The four artists selected span generations, methods, and intentions, but all are deeply entrenched in what painting is and can be in the image-dominated atmosphere of our twenty-first century. The artists include: Steve DiBenedetto, Hayal Pozanti and Julia Rommel.

Steve DiBenedetto (b. 1958, Bronx, New York) has established himself as an idiosyncratic artist who has brought the pursuit of painting into the unpredictable chaos and flux that categorize the Post-Modern world. Evidence of Everything is his first major solo museum exhibition.

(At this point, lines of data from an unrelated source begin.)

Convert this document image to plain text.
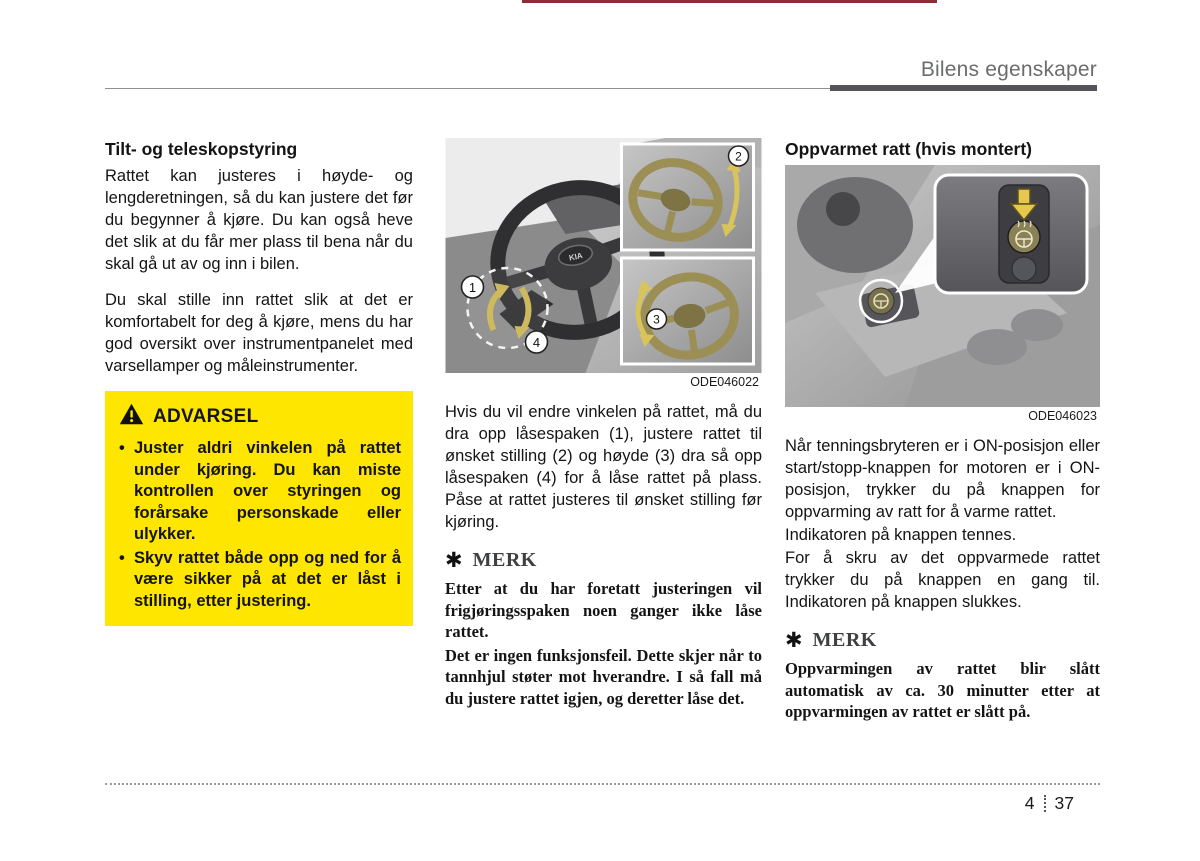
Bilens egenskaper
Tilt- og teleskopstyring

Rattet kan justeres i høyde- og lengderetningen, så du kan justere det før du begynner å kjøre. Du kan også heve det slik at du får mer plass til bena når du skal gå ut av og inn i bilen.

Du skal stille inn rattet slik at det er komfortabelt for deg å kjøre, mens du har god oversikt over instrumentpanelet med varsellamper og måleinstrumenter.

ADVARSEL
• Juster aldri vinkelen på rattet under kjøring. Du kan miste kontrollen over styringen og forårsake personskade eller ulykker.
• Skyv rattet både opp og ned for å være sikker på at det er låst i stilling, etter justering.
KIA
1
4
2
3
ODE046022

Hvis du vil endre vinkelen på rattet, må du dra opp låsespaken (1), justere rattet til ønsket stilling (2) og høyde (3) dra så opp låsespaken (4) for å låse rattet på plass. Påse at rattet justeres til ønsket stilling før kjøring.

✱ MERK

Etter at du har foretatt justeringen vil frigjøringsspaken noen ganger ikke låse rattet.

Det er ingen funksjonsfeil. Dette skjer når to tannhjul støter mot hverandre. I så fall må du justere rattet igjen, og deretter låse det.

Oppvarmet ratt (hvis montert)
ODE046023

Når tenningsbryteren er i ON-posisjon eller start/stopp-knappen for motoren er i ON-posisjon, trykker du på knappen for oppvarming av ratt for å varme rattet.

Indikatoren på knappen tennes.

For å skru av det oppvarmede rattet trykker du på knappen en gang til. Indikatoren på knappen slukkes.

✱ MERK

Oppvarmingen av rattet blir slått automatisk av ca. 30 minutter etter at oppvarmingen av rattet er slått på.

4 37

The practice of Hayal Pozanti (b. 1983, Istanbul, Turkey) spans painting, digital animation, and sculpture. For her first solo museum exhibition, she will debut a new series of paintings and digital animations. Pozanti negotiates two opposing image-producing interfaces, the digital, with its mechanical, frenetic pace, and traditional studio practice, with its slowness, imperfection, and tactile insistence. To do so, she has invented “Instant Paradise”: a thirty-one-character “alphabet,” which she uses to generate shapes that never repeat themselves, nor have a recognizable equivalent in visual culture.

For her first solo museum exhibition, Julia Rommel (b. 1980, Salisbury, Maryland) will debut a series of new paintings presented alongside small works from 2010–2012. Rommel’s oil paintings range from head to body size, and oscillate between cool and warm palettes, color fields of denim blues, moody greys, creamy whites, salmon pinks, and citrus hues.